Sin embargo lo que pueda ser aquí contado es una parte del conflicto. Mientras escribo los chicos bailan al ritmo del caceroleo en plena calle, un amigo avisa que le quemaron la oficina en el centro de Quillota, otro de la inminencia del enfrentamiento en La Cruz, hay 11 muertos y cientos de videos que circulan de la armada irrumpiendo a balazo limpio en Valparaíso, de militares arrojando personas desde sus móviles, de policías robando, quemando supermercados, aterrorizando en las ferias libres. Mi verdulero lo dijo: "los paramos a esos hueones y eran todos pacos de civil. Creen que somos hueones los del gobierno, pero no cumpita, nos tenemos que defender entre todos porque siempre estuvimos solos".

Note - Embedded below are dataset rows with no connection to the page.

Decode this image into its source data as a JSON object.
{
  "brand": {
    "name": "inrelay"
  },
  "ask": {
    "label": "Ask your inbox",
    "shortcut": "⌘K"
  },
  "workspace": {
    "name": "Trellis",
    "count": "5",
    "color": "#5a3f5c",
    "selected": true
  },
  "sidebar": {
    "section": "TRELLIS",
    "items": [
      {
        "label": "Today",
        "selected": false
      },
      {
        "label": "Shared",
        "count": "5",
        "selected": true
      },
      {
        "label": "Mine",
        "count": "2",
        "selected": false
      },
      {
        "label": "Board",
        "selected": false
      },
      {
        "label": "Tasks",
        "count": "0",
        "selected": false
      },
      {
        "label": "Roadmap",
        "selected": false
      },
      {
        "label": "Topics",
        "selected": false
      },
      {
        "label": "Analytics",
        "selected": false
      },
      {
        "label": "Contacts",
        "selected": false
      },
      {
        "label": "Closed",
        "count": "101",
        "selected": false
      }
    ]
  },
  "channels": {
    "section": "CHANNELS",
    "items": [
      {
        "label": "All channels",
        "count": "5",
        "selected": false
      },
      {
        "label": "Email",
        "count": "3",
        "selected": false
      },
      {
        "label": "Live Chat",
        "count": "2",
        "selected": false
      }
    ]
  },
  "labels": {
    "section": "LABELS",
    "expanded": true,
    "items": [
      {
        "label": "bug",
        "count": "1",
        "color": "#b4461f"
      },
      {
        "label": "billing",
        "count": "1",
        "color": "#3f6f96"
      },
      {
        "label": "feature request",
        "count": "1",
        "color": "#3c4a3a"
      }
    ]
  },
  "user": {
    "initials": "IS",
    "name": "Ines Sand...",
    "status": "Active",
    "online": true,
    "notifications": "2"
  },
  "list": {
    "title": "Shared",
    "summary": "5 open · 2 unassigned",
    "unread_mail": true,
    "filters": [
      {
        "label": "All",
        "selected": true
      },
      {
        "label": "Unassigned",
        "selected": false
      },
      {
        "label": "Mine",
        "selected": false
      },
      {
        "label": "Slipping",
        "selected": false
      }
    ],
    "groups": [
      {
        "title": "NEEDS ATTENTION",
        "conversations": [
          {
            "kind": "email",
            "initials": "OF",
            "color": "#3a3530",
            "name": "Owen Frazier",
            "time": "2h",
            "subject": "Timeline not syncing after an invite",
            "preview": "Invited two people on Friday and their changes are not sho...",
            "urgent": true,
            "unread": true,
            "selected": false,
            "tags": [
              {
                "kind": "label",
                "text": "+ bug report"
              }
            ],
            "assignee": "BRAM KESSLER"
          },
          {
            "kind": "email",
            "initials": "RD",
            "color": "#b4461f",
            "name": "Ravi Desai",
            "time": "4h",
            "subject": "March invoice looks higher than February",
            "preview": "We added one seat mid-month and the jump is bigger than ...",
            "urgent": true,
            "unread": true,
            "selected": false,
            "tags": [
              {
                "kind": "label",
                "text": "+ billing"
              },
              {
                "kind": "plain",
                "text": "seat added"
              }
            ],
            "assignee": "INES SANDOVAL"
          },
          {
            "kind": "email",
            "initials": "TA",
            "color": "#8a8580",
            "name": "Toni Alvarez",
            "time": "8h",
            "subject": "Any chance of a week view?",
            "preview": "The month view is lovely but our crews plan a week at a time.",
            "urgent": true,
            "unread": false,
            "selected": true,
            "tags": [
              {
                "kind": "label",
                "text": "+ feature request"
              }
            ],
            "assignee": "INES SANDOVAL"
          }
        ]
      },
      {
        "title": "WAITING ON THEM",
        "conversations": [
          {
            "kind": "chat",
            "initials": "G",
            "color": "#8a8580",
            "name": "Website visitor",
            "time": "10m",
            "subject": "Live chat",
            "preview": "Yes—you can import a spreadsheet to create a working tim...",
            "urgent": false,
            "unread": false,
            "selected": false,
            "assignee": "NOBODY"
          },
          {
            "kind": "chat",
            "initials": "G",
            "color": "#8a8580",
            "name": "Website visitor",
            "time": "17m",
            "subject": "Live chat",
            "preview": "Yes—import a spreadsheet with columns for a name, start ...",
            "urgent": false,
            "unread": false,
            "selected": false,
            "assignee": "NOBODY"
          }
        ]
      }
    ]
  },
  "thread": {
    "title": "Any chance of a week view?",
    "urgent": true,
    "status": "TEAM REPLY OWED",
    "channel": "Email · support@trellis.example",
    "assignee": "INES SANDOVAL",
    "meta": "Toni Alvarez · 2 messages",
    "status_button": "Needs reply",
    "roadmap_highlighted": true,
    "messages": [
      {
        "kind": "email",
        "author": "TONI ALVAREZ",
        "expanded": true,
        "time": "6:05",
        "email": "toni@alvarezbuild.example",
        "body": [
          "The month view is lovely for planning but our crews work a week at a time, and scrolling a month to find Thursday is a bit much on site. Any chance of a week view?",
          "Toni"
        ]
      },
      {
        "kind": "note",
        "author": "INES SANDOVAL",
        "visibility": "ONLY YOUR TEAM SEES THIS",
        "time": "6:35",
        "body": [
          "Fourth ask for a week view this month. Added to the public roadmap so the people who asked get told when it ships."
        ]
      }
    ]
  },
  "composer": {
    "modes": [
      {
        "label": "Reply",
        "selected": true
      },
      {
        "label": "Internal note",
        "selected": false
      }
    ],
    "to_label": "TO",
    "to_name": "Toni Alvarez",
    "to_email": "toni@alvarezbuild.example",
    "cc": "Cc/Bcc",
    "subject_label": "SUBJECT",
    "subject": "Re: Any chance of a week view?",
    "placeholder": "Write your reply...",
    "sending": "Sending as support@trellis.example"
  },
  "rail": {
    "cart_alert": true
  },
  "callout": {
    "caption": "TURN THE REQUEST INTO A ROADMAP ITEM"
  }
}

La escritora chilena Cynthia Rimsky nos enseñó a todos a salir a la calle y tomar notas. Nos enseñó a conversar, a tomar fotografías, a hacer de un libro una multiplicidad de voces. Ramal es eso, Los perplejos es eso, sin embargo dentro de su literatura hay un libro bastante particular, El futuro es un lugar extraño, una novela en donde las frustraciones de una trabajadora y luchadora social se aglomeran, en una mixtura de presente y pasado, y en donde, en un momento la Caldini -la protagonista de esta historia- tiene una especie de ensoñación de una insurrección que se produce en Chile: la gente sale a la calle y lucha y se expresa libremente: abren los ojos. Esa novela hoy es el único título que puede llevar esta crónica: ¿Qué pasará mañana, Cynthia? ¿Qué va a pasar en este país mientras pasan los helicópteros? No lo sabemos, pero en la Alameda hoy se escuchaba un solo grito: "¡Chile despertó / despertó / despertó / Chile despertó".